Tuesday, October 15, 2013

John Barclay on Paul, grace and ancient patterns of gift-giving

In a talk that apparently previews the argument of a much larger book(s) on the subject, John Barclay draws on ancient practices of gift-giving to argue that God's χάρις ("grace" or "gift"), according to Paul, is unobligated (so Luther) but not without obligation (contrast Luther). Just as in the ancient world gift-giving always set up a complex system of reciprocity--much like a covenant--so too with God's "grace": God's gift of grace is given to unworthy sinners who have no claim on God's mercy, but those who receive the gift are obligated to respond appropriately.

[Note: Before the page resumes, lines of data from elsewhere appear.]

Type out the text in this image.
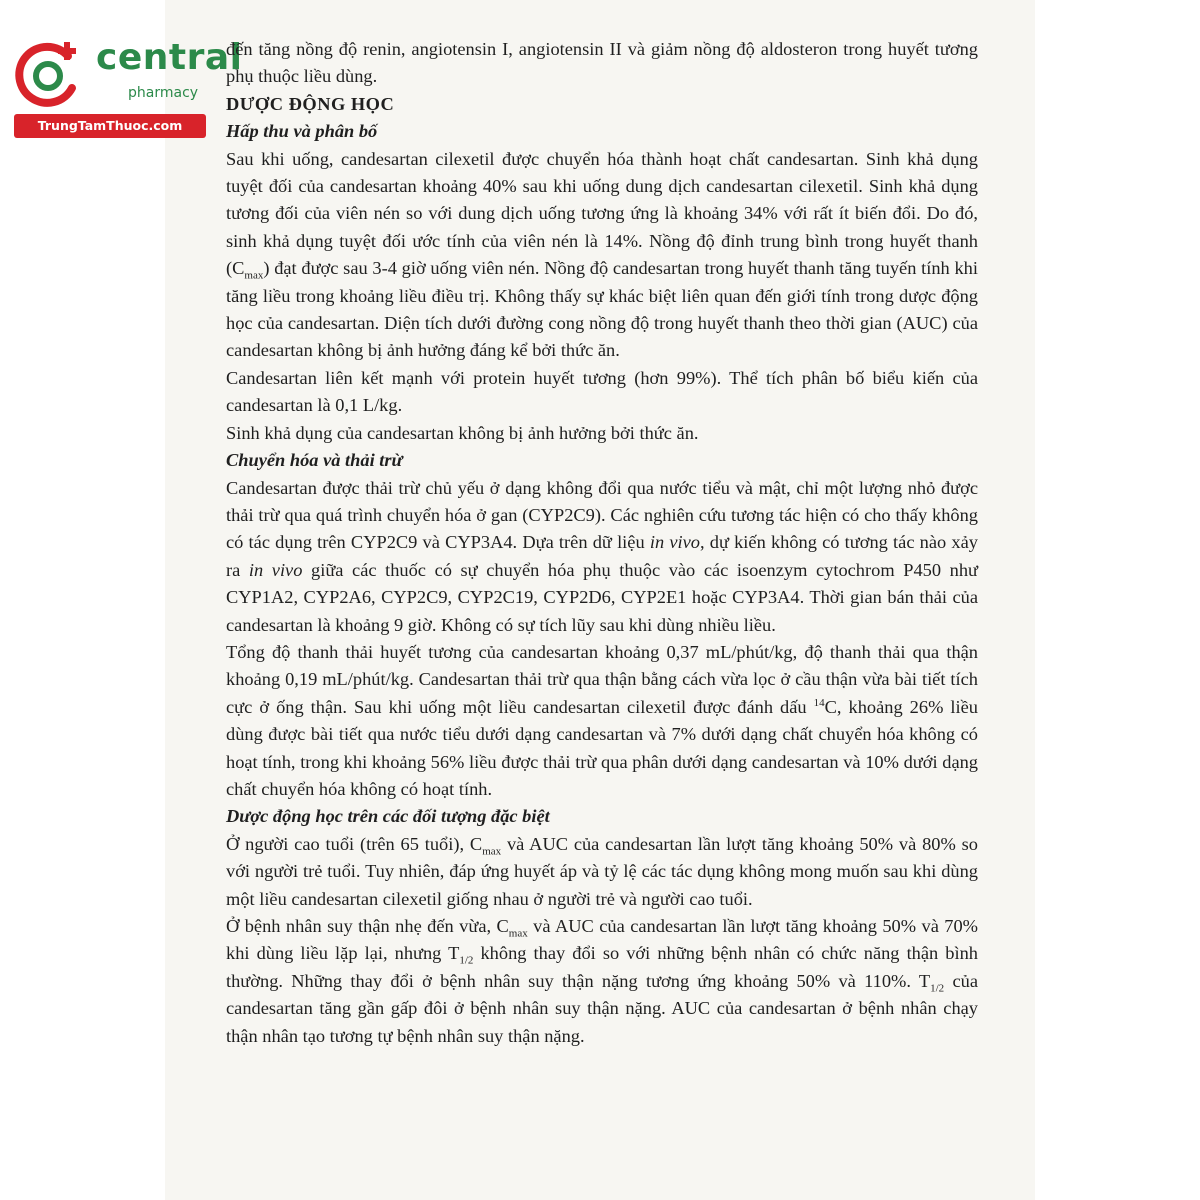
central
pharmacy
TrungTamThuoc.com

đến tăng nồng độ renin, angiotensin I, angiotensin II và giảm nồng độ aldosteron trong huyết tương phụ thuộc liều dùng.

DƯỢC ĐỘNG HỌC

Hấp thu và phân bố

Sau khi uống, candesartan cilexetil được chuyển hóa thành hoạt chất candesartan. Sinh khả dụng tuyệt đối của candesartan khoảng 40% sau khi uống dung dịch candesartan cilexetil. Sinh khả dụng tương đối của viên nén so với dung dịch uống tương ứng là khoảng 34% với rất ít biến đổi. Do đó, sinh khả dụng tuyệt đối ước tính của viên nén là 14%. Nồng độ đỉnh trung bình trong huyết thanh $(C_{max})$ đạt được sau 3-4 giờ uống viên nén. Nồng độ candesartan trong huyết thanh tăng tuyến tính khi tăng liều trong khoảng liều điều trị. Không thấy sự khác biệt liên quan đến giới tính trong dược động học của candesartan. Diện tích dưới đường cong nồng độ trong huyết thanh theo thời gian (AUC) của candesartan không bị ảnh hưởng đáng kể bởi thức ăn.

Candesartan liên kết mạnh với protein huyết tương (hơn 99%). Thể tích phân bố biểu kiến của candesartan là 0,1 L/kg.

Sinh khả dụng của candesartan không bị ảnh hưởng bởi thức ăn.

Chuyển hóa và thải trừ

Candesartan được thải trừ chủ yếu ở dạng không đổi qua nước tiểu và mật, chỉ một lượng nhỏ được thải trừ qua quá trình chuyển hóa ở gan (CYP2C9). Các nghiên cứu tương tác hiện có cho thấy không có tác dụng trên CYP2C9 và CYP3A4. Dựa trên dữ liệu in vivo, dự kiến không có tương tác nào xảy ra in vivo giữa các thuốc có sự chuyển hóa phụ thuộc vào các isoenzym cytochrom P450 như CYP1A2, CYP2A6, CYP2C9, CYP2C19, CYP2D6, CYP2E1 hoặc CYP3A4. Thời gian bán thải của candesartan là khoảng 9 giờ. Không có sự tích lũy sau khi dùng nhiều liều.

Tổng độ thanh thải huyết tương của candesartan khoảng 0,37 mL/phút/kg, độ thanh thải qua thận khoảng 0,19 mL/phút/kg. Candesartan thải trừ qua thận bằng cách vừa lọc ở cầu thận vừa bài tiết tích cực ở ống thận. Sau khi uống một liều candesartan cilexetil được đánh dấu $^{14}$C, khoảng 26% liều dùng được bài tiết qua nước tiểu dưới dạng candesartan và 7% dưới dạng chất chuyển hóa không có hoạt tính, trong khi khoảng 56% liều được thải trừ qua phân dưới dạng candesartan và 10% dưới dạng chất chuyển hóa không có hoạt tính.

Dược động học trên các đối tượng đặc biệt

Ở người cao tuổi (trên 65 tuổi), $C_{max}$ và AUC của candesartan lần lượt tăng khoảng 50% và 80% so với người trẻ tuổi. Tuy nhiên, đáp ứng huyết áp và tỷ lệ các tác dụng không mong muốn sau khi dùng một liều candesartan cilexetil giống nhau ở người trẻ và người cao tuổi.

Ở bệnh nhân suy thận nhẹ đến vừa, $C_{max}$ và AUC của candesartan lần lượt tăng khoảng 50% và 70% khi dùng liều lặp lại, nhưng $T_{1/2}$ không thay đổi so với những bệnh nhân có chức năng thận bình thường. Những thay đổi ở bệnh nhân suy thận nặng tương ứng khoảng 50% và 110%. $T_{1/2}$ của candesartan tăng gần gấp đôi ở bệnh nhân suy thận nặng. AUC của candesartan ở bệnh nhân chạy thận nhân tạo tương tự bệnh nhân suy thận nặng.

This is not sunergism, it is not completing grace with works, or making subjectively true what is objectively true--because the gift changes everything. The gifts that is grace is life--a transfer of realms from the rule of sin and death to the realm of life--and anything we do is made possible in and through the resurrected Messiah. (Another way of saying this is that it is the Spirit that gives life.)

The Christian, then, is not simul iustus et peccator ("simultaneously righteous and a sinner")--to use Luther's language--but simul dead and alive. The body--dead because of sin but alive because of righteousness--is the site of a battle. Those who are made alive must experience mind-renewal, which is always exhibited in a transformation, a change in habitus, from one set of bodily practices to another. This is no individual struggle because the body, for Paul, is corporate, and the disciplines of the Christian life are lived out in community.

Note: I jotted down these notes on paper within a week or so of listening to Barclay's talk on a drive to Regina last summer. Since I can't vouch for their accuracy, I recommend listening to the lecture (online here), reading the conference proceedings (just released by Baylor University Press), or, if you are a visual learner, watching this video on a related topic.